Motion to dismiss: by Mercury o no cause of action o has no jurisdiction over the subject of the claims of petitioners Januario Referente and Oscar Echalar. o another action pending between the same parties by union o Court has no jurisdiction over the acts complained against Decision of the CIR on motion to dismiss o Ground No. 1 of management's motion to dismiss was denied for lack of merit. o second ground was found meritorious and, accordingly Januario Referente and Oscar Echalar were dropped as party petitioners in this case o denied, holding that there still exists the employer- employee relationship between Nardo Dayao and the management o three (3) year prescriptive period from the date of the filing of the instant petition - March 20, 1964 - all-of petitioners' claims have not yet prescribed o to the union be dismissed without prejudice to the refiling of the same as an unfair labor practice case

Court of Industrial Relations decided


1. The claim of the petitioners for payment of back wages corresponding to the first four hours work rendered on every other Sunday and first four hours on legal holidays should be denied for lack of merit.

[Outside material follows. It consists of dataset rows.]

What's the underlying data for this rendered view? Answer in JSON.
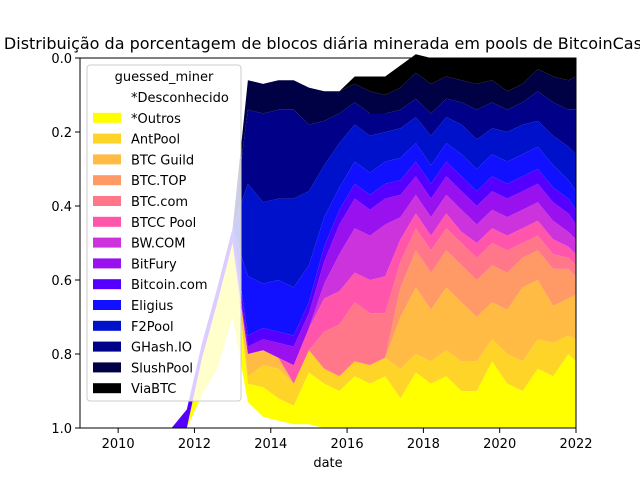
{
  "chart_data": {
    "type": "area",
    "title": "Distribuição da porcentagem de blocos diária minerada em pools de BitcoinCash",
    "xlabel": "date",
    "ylabel": "",
    "xlim": [
      2009.0,
      2022.0
    ],
    "ylim": [
      1.0,
      0.0
    ],
    "y_inverted": true,
    "grid": false,
    "x_ticks": [
      "2010",
      "2012",
      "2014",
      "2016",
      "2018",
      "2020",
      "2022"
    ],
    "y_ticks": [
      "0.0",
      "0.2",
      "0.4",
      "0.6",
      "0.8",
      "1.0"
    ],
    "legend": {
      "title": "guessed_miner",
      "placement": "upper-left"
    },
    "x": [
      2009.0,
      2011.4,
      2011.8,
      2012.2,
      2012.6,
      2013.0,
      2013.4,
      2013.8,
      2014.2,
      2014.6,
      2015.0,
      2015.4,
      2015.8,
      2016.2,
      2016.6,
      2017.0,
      2017.4,
      2017.8,
      2018.2,
      2018.6,
      2019.0,
      2019.4,
      2019.8,
      2020.2,
      2020.6,
      2021.0,
      2021.4,
      2021.8,
      2022.0
    ],
    "series": [
      {
        "name": "*Desconhecido",
        "color": "#ffffff",
        "values": [
          0,
          0,
          0,
          0.09,
          0.16,
          0.3,
          0.07,
          0.03,
          0.02,
          0.01,
          0.01,
          0,
          0,
          0,
          0,
          0,
          0,
          0,
          0,
          0,
          0,
          0,
          0,
          0,
          0,
          0,
          0,
          0,
          0
        ]
      },
      {
        "name": "*Outros",
        "color": "#ffff00",
        "values": [
          0,
          0,
          0,
          0.1,
          0.18,
          0.2,
          0.05,
          0.08,
          0.06,
          0.05,
          0.14,
          0.12,
          0.1,
          0.14,
          0.12,
          0.14,
          0.08,
          0.15,
          0.12,
          0.14,
          0.1,
          0.1,
          0.18,
          0.12,
          0.1,
          0.16,
          0.14,
          0.2,
          0.18
        ]
      },
      {
        "name": "AntPool",
        "color": "#ffd429",
        "values": [
          0,
          0,
          0,
          0,
          0,
          0,
          0.02,
          0.06,
          0.08,
          0.06,
          0.06,
          0.04,
          0.04,
          0.04,
          0.05,
          0.05,
          0.08,
          0.05,
          0.06,
          0.07,
          0.08,
          0.08,
          0.06,
          0.08,
          0.08,
          0.08,
          0.09,
          0.05,
          0.06
        ]
      },
      {
        "name": "BTC Guild",
        "color": "#ffbb44",
        "values": [
          0,
          0,
          0,
          0,
          0,
          0,
          0.06,
          0.04,
          0.03,
          0,
          0,
          0,
          0,
          0,
          0,
          0,
          0.14,
          0.18,
          0.14,
          0.17,
          0.16,
          0.12,
          0.1,
          0.12,
          0.2,
          0.16,
          0.1,
          0.1,
          0.12
        ]
      },
      {
        "name": "BTC.TOP",
        "color": "#ff9966",
        "values": [
          0,
          0,
          0,
          0,
          0,
          0,
          0,
          0,
          0,
          0,
          0,
          0,
          0,
          0,
          0,
          0,
          0.08,
          0.1,
          0.1,
          0.1,
          0.1,
          0.1,
          0.1,
          0.1,
          0.08,
          0.08,
          0.1,
          0.08,
          0.05
        ]
      },
      {
        "name": "BTC.com",
        "color": "#ff7788",
        "values": [
          0,
          0,
          0,
          0,
          0,
          0,
          0,
          0,
          0,
          0,
          0,
          0.1,
          0.14,
          0.16,
          0.14,
          0.12,
          0.07,
          0.06,
          0.06,
          0.06,
          0.06,
          0.06,
          0.06,
          0.06,
          0.04,
          0.04,
          0.04,
          0.03,
          0.03
        ]
      },
      {
        "name": "BTCC Pool",
        "color": "#ff55aa",
        "values": [
          0,
          0,
          0,
          0,
          0,
          0,
          0,
          0,
          0,
          0.05,
          0.06,
          0.09,
          0.09,
          0.08,
          0.09,
          0.1,
          0.06,
          0.04,
          0.04,
          0.04,
          0.03,
          0.04,
          0.04,
          0.04,
          0.04,
          0.04,
          0.04,
          0.03,
          0.03
        ]
      },
      {
        "name": "BW.COM",
        "color": "#cc33dd",
        "values": [
          0,
          0,
          0,
          0,
          0,
          0,
          0,
          0,
          0,
          0,
          0,
          0.04,
          0.1,
          0.12,
          0.12,
          0.14,
          0.06,
          0.05,
          0.05,
          0.05,
          0.06,
          0.05,
          0.05,
          0.05,
          0.05,
          0.05,
          0.05,
          0.04,
          0.04
        ]
      },
      {
        "name": "BitFury",
        "color": "#9911ee",
        "values": [
          0,
          0,
          0,
          0,
          0,
          0,
          0.02,
          0.03,
          0.04,
          0.05,
          0.04,
          0.06,
          0.08,
          0.08,
          0.07,
          0.07,
          0.06,
          0.05,
          0.05,
          0.05,
          0.05,
          0.05,
          0.05,
          0.05,
          0.05,
          0.05,
          0.05,
          0.05,
          0.04
        ]
      },
      {
        "name": "Bitcoin.com",
        "color": "#5500ff",
        "values": [
          0,
          0,
          0.05,
          0.04,
          0.04,
          0.04,
          0.03,
          0.03,
          0.03,
          0.03,
          0.03,
          0.04,
          0.04,
          0.04,
          0.04,
          0.04,
          0.04,
          0.04,
          0.04,
          0.04,
          0.04,
          0.04,
          0.04,
          0.04,
          0.04,
          0.04,
          0.04,
          0.04,
          0.04
        ]
      },
      {
        "name": "Eligius",
        "color": "#1111ff",
        "values": [
          0,
          0,
          0,
          0,
          0,
          0,
          0.16,
          0.12,
          0.14,
          0.13,
          0.1,
          0.08,
          0.06,
          0.06,
          0.06,
          0.06,
          0.06,
          0.05,
          0.05,
          0.05,
          0.06,
          0.06,
          0.06,
          0.06,
          0.06,
          0.06,
          0.06,
          0.05,
          0.05
        ]
      },
      {
        "name": "F2Pool",
        "color": "#0011cc",
        "values": [
          0,
          0,
          0,
          0,
          0,
          0,
          0.25,
          0.22,
          0.22,
          0.24,
          0.2,
          0.14,
          0.12,
          0.1,
          0.1,
          0.08,
          0.08,
          0.07,
          0.08,
          0.07,
          0.08,
          0.08,
          0.07,
          0.08,
          0.08,
          0.07,
          0.08,
          0.09,
          0.1
        ]
      },
      {
        "name": "GHash.IO",
        "color": "#000088",
        "values": [
          0,
          0,
          0,
          0,
          0,
          0,
          0.2,
          0.24,
          0.24,
          0.24,
          0.18,
          0.12,
          0.08,
          0.06,
          0.06,
          0.05,
          0.05,
          0.05,
          0.06,
          0.05,
          0.06,
          0.08,
          0.07,
          0.06,
          0.06,
          0.08,
          0.09,
          0.1,
          0.12
        ]
      },
      {
        "name": "SlushPool",
        "color": "#000044",
        "values": [
          0,
          0,
          0,
          0,
          0,
          0,
          0.08,
          0.08,
          0.08,
          0.08,
          0.1,
          0.08,
          0.06,
          0.05,
          0.06,
          0.05,
          0.06,
          0.07,
          0.08,
          0.06,
          0.06,
          0.07,
          0.06,
          0.05,
          0.05,
          0.06,
          0.07,
          0.08,
          0.09
        ]
      },
      {
        "name": "ViaBTC",
        "color": "#000000",
        "values": [
          0,
          0,
          0,
          0,
          0,
          0,
          0,
          0,
          0,
          0,
          0,
          0,
          0,
          0.02,
          0.04,
          0.05,
          0.06,
          0.05,
          0.07,
          0.05,
          0.06,
          0.07,
          0.06,
          0.09,
          0.07,
          0.03,
          0.05,
          0.06,
          0.05
        ]
      }
    ]
  }
}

2. Respondent Mercury Drug Company, Inc.. is hereby ordered to pay the sixty- nine (69) petitioners, 2 petitioners (Januario Referente and Oscar Echalar) were being dropped:
a. An additional sum equivalent to 25% of their respective basic or regular salaries for services rendered on Sundays and legal holidays during the period from March 20. 1961 up to June 30, 1962; and

b. Another additional sum or premium equivalent to 25% of their respective basic or regular salaries for nighttime services rendered from March 20, 1961 up to June 30, 1962.
3. 4. Petitioners' petition to convert them to monthly employees should be, as it is hereby, denied for lack of merit. Respondent Mariano Que, being an officer and acted only as an agent in behalf of the respondent corporation, should be absolved from the money claims of herein petitioners whose employer, according to the pleadings and evidence, is the Mercury Drug Company,, Inc.

Motion for recon dismissed en banc


Hence, the instant petition. Issue- Whether or not respondents night differential can be waived. Ruling- No. It cannot be waived. The respondent court's ruling on additional compensation for work done at night is, therefore, not without evidence. Moreover, the petitioner-company did not deny that the private respondents rendered nighttime work. In fact, no additional evidence was necessary to

prove that the private respondents were entitled to additional compensation for whether or not they were entitled to the same is a question of law which the respondent court answered correctly. The "waiver rule" is not applicable in the case at bar. Additional compensation for nighttime work is founded on public policy, hence the same cannot be waived. (Article 6, Civil Code). On this matter, We believe that the respondent court acted according to justice and equity and the substantial merits of the case, without regard to technicalities or legal forms and should be sustained.